Daniel O’Day on Wednesday hailed a series of tests that showed the Ebola drug remdesivir helped speed up recovery for COVID-19 patients as “important progress and offers hope at a time when it is badly needed.”

“All of us at Gilead are humbled by what these promising results might mean for patients,” O’Day said in an open letter. “After years of research and hard work on remdesivir, there is relief and gratitude among our teams today that their efforts have been so worthwhile.”

He said his staff had been “working day and night to determine whether remdesivir might work in patients with COVID-19,” leading to the latest positive tests, including one by the National Institute of Allergy and Infectious Diseases (NIAID).

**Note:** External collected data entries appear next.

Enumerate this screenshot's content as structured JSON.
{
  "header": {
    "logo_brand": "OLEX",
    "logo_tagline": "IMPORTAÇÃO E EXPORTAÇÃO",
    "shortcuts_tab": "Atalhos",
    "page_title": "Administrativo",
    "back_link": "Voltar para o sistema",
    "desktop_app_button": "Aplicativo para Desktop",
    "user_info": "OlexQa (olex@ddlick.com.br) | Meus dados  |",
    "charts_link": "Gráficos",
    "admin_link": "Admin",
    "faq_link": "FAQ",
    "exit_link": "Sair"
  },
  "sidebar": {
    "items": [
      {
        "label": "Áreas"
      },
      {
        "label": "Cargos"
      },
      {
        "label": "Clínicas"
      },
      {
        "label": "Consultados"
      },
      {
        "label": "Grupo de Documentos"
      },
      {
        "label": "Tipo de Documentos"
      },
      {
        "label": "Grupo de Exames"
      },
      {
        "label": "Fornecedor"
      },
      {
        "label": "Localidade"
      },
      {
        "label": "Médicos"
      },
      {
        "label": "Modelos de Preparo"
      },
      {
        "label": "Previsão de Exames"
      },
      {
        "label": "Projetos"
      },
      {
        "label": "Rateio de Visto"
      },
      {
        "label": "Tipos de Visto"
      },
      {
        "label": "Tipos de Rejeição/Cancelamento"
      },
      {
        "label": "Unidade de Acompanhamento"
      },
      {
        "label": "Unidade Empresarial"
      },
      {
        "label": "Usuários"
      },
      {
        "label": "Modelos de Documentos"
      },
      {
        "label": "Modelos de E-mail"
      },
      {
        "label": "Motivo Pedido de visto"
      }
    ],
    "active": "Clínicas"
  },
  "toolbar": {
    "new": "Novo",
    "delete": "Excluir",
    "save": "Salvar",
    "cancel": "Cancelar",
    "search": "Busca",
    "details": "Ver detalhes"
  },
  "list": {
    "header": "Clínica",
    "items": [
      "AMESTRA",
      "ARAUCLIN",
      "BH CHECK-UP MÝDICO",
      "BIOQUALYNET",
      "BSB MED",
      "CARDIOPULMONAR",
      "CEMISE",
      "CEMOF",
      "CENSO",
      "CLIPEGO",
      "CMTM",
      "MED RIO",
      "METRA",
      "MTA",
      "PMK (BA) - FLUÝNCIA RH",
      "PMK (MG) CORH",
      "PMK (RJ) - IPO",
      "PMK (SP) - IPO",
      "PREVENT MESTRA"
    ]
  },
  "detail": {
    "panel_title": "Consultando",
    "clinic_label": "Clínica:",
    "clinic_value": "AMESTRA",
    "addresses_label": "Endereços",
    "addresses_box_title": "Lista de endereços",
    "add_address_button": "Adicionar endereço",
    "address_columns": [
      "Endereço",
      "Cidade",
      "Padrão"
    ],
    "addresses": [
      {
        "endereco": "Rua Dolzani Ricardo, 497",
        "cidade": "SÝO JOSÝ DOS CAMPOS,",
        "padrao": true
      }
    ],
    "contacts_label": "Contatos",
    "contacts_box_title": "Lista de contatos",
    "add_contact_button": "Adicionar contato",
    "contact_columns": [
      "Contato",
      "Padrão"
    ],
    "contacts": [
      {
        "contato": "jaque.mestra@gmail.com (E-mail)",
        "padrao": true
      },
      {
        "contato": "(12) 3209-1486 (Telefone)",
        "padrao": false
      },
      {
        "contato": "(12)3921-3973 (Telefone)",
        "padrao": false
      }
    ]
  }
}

Confirmation that “remdesivir might play a role in easing the burden of the pandemic, is the outcome we all hoped would be possible,” he said.

The firm already has 1.5 million individual doses of the drug which needs to be administered over at least 5 days — all of which “Gilead has committed for donation,” he said.

“We are working to build a global consortium of pharmaceutical and chemical manufacturers to expand global capacity and production,” he wrote.

“It will be essential for countries to work together to create enough supply for people all over the world and we look forward to these collaborative efforts,” he said, aiming to also bring the drug “to the developing world.”